In $\triangle ABC$,$AD$ is a median. $E$ is the midpoint of $BD$ and $O$ is the midpoint of $AE$. Prove that $ar(AOB) = \frac{1}{8} ar(ABC)$.

(N/A) $1$. Since $AD$ is the median of $\triangle ABC$,it divides the triangle into two triangles of equal area. Therefore,$ar(ABD) = \frac{1}{2} ar(ABC)$.
$2$. In $\triangle ABD$,$AE$ is a median because $E$ is the midpoint of $BD$. Thus,$ar(ABE) = \frac{1}{2} ar(ABD)$.

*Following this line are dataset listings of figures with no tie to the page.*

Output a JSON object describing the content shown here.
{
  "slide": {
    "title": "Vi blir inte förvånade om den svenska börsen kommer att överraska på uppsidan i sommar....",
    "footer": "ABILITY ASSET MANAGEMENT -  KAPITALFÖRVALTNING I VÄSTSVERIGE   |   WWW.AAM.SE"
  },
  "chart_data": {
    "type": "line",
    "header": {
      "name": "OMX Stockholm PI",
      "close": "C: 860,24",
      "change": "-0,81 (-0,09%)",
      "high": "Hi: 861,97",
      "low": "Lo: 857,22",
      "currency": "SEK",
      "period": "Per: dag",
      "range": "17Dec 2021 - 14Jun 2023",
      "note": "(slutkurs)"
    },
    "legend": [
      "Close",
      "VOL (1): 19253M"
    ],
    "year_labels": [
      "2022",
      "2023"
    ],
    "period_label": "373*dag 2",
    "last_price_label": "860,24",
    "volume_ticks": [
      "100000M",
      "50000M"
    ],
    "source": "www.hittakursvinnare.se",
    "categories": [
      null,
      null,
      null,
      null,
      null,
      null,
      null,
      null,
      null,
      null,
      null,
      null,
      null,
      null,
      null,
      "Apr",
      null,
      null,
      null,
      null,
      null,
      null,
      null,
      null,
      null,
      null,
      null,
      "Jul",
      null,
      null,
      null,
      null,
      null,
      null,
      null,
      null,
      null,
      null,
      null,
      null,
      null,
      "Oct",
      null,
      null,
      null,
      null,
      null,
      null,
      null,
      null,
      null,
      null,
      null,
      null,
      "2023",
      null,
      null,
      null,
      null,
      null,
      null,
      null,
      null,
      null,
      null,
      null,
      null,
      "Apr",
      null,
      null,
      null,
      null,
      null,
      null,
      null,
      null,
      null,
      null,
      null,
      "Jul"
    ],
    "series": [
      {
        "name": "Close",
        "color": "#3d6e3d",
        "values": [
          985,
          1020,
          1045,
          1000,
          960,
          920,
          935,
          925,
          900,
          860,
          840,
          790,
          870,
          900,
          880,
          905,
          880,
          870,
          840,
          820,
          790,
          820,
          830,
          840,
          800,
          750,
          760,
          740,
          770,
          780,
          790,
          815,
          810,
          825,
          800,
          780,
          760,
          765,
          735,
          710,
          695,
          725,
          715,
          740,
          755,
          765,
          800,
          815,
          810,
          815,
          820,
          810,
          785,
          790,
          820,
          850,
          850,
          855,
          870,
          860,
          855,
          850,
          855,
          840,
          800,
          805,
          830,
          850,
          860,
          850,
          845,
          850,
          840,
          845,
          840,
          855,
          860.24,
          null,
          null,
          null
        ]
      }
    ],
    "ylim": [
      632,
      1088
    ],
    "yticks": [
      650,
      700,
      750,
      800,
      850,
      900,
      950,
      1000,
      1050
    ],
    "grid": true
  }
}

$3$. Substituting the value from step $1$: $ar(ABE) = \frac{1}{2} \times (\frac{1}{2} ar(ABC)) = \frac{1}{4} ar(ABC)$.
$4$. In $\triangle ABE$,$BO$ is a median because $O$ is the midpoint of $AE$. Thus,$ar(AOB) = \frac{1}{2} ar(ABE)$.
$5$. Substituting the value from step $3$: $ar(AOB) = \frac{1}{2} \times (\frac{1}{4} ar(ABC)) = \frac{1}{8} ar(ABC)$.
$6$. Hence,it is proved that $ar(AOB) = \frac{1}{8} ar(ABC)$.